The second class of reason for avoiding SQL is because you don’t like the idea of a separate schema-aware DML at all. Possible reasons for this orientation include:
- You just like to program, and want to manipulate stored data the same way you do anything else. Thus, you are bothered by an “impedance mismatch” between SQL and your favorite programming languages. This is real. It also has been overcome by many, many enterprises around the world.
- You believe that more procedural alternatives are a better fit for cloud computing and extreme scale-out on failure-prone commodity hardware. Facebook made that case to me. However, I have trouble thinking of very many enterprise scenarios where it applies, especially when one considers electricity costs and the like.

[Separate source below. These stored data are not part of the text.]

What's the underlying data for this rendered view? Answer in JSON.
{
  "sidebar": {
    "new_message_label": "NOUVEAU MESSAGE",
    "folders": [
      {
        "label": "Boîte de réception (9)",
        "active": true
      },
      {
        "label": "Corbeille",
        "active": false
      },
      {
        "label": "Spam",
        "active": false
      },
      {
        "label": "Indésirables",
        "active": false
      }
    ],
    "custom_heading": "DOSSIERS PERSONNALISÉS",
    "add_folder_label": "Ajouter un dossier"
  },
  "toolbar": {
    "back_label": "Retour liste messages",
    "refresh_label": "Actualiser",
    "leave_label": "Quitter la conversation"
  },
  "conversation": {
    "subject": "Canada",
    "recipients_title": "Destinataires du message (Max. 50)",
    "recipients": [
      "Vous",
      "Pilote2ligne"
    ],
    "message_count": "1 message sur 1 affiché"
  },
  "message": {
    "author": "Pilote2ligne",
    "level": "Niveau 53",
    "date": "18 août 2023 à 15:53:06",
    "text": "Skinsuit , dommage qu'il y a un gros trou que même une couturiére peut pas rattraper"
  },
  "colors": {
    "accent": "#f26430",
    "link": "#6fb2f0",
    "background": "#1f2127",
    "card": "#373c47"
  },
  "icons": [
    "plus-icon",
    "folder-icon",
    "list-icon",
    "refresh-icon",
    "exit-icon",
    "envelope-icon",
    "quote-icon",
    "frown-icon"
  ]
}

- Your schemas change more quickly than your data architects can reasonably be expected to keep up with. Facebook made that case to me too. Enterprise examples might include marketing campaigns and M&A. I’ve long thought this to be a legitimate, looming concern. But I don’t know that stripped-down DBMS are the way to address it.
- You believe that SQL has severe processing overhead. In most enterprise use cases, that would just be bogus.
- You lack familiarity with SQL.
That last point is not a joke. One of the weirder database architectures I know of is the one underlying Guild Wars. Its developer — a brilliantly impressive guy — told me flat-out that he learned in college how to build a DBMS, but he didn’t learn how to develop for a conventional one. This was instrumental in his decision to build an unconventional data management architecture that uses SQL Server as little more than a smart file manager.
The questions of SQL performance and — often-unspecified — “overhead” are interesting to view through the lens of the H-Store/VoltDB project. Mike Stonebraker et al.:
- Are building a scale-out-oriented OLTP DBMS that is meant to run in RAM, preserving data through replication to other servers’ RAM more than through output to disk.
- Believe that 95% of what a typical SQL DBMS does to manage OLTP is wasteful overhead
- Originally planned to not use SQL, but wound up going with SQL because alternatives were insufficiently performant.
Mike himself, of course, has been all over the spectrum on SQL-like languages. First he favored QUEL vigorously over SQL for mainstream relational DBMS. Then he led the charge to extend SQL in PostgreSQL, Illustra, et al. Then he actually staked out a contrarian position in the area of complex event/stream processing by favoring a SQL-like language in an area where other alternatives were better established — but that was at what turned into StreamBase, which now emphasizes visual programming over any kind of coding language.
I need to write much more about schema flexibility, but tonight — which will be my third straight of <<8 hours sleep — is not the time for that.